Diniego strutture sportive, dura replica di Olimpiadi: “I bambini non si toccano”

La mancata risposta a tutti i quesiti posti dall’asd OLIMPIADI a questa Amministrazione mediante la “nota di interrogazione”  inoltrata in data 11 ottobre denota una forma di disinteresse nel  voler affrontare il delicato tema dei metodi o sistemi applicati nella gestione degli impianti sportivi.

Questo ci spinge a intraprendere una forma di comunicazione a diverso effetto visivo.

E’ una situazione in piena anarchia demandata da tutte le Amministrazioni che si sono susseguite negli ultimi venticinque anni.

L’ultima manifestazione di buona volontà in tal senso risale ai tempi della gara appalto del Paladomen (Aprile 1994) realizzata ma mai ufficializzata a seguito di motivi scaturiti proprio dalla scarsa qualità dei requisiti riportati nel Capitolato della gara (Sindaco B. Lorusso).

La nostra protesta ha solo un fine, quello di proteggere i bambini che sono i veri utenti delle strutture sportive, sperando di stimolare questa amministrazione a creare un attento censimento non solo delle strutture a disposizione ma anche tutte le società che ne hanno un primario diritto.

In questi giorni il Presidente Mattarella ha ribadito un concetto importante: “Le attività di base non devono essere ambiti per ricercare guadagni finanziari futuri, ma luoghi per far emergere i talenti e diffondere lo sport tra i ragazzi – ha rimarcato il capo dello Stato – Bisogna cercare costantemente il punto di equilibrio tra interessi economici e sport, perché i primi non prevalgano sull’aspetto sportivo, che deve restare primario.

D: Una forma a diverso effetto visivo cosa significa?

R: Partirà una campagna di affissione mediante la quale porteremo a conoscenza della cittadinanza un

problema che interessa quasi la totalità dei rispettivi figli,  poi sarà la volta di qualche programma televisivo.

D: Molti non conoscono l’inizio di questa “protesta” se cosi è possibile definirla.

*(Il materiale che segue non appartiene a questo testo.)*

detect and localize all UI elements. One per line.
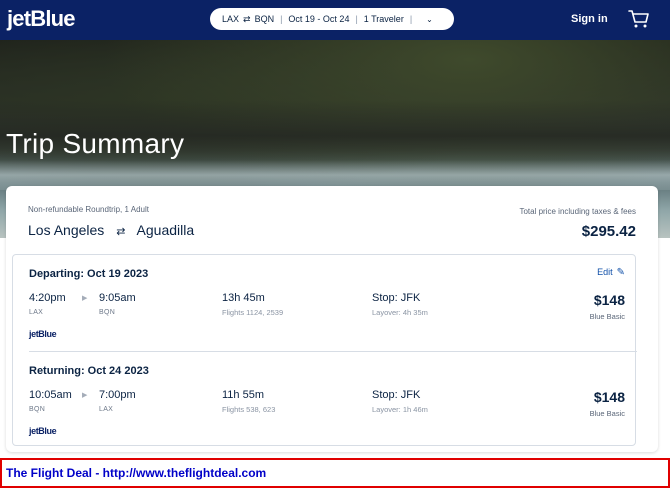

R: Per ben 27 anni abbiamo partecipato solo a campionati utilizzando la struttura “Green Sport” e vorrei ricordare che i campi non sono di proprietà di olimpiadi asd quindi non sono gratuiti. Da pochi anni utilizziamo anche una  struttura esterna per i campionati a7 del settore scolastico (non gratuiti) e da quest’anno anche i campionati di Esordienti a9 per il quale è richiesto un campo di dimensioni minime di mt 50 x 70. Inoltre ai primi di ottobre abbiamo deciso di non partecipare ai campionati di Giovanissimi a11 proprio per la non disponibilità di un campo idoneo.  Preciso che il Campo Comunale non è gratuito (almeno x noi).

D: Ma qualcuno potrebbe evidenziare che esistono problemi di carattere prioritario rispetto allo sport

R: Lo sport è un contenitore sociale l’ha ripetuto più volte qualche politico con problemi mneomonici

D: Cosa si sente di consigliare al nostro Sindaco?

R: Vorrei solo ricordare alcune promesse elettorali, “sarò il sindaco di tutti” e “sarò il sindaco della SVOLTA” ritengo  che il ruolo di primo cittadino sia pieno di mille difficoltà di ogni genere, quindi nasce l’esigenza di costituire una squadra di governo altamente professionale  in grado di svolgere le proprie mansioni con serenità e diligenza.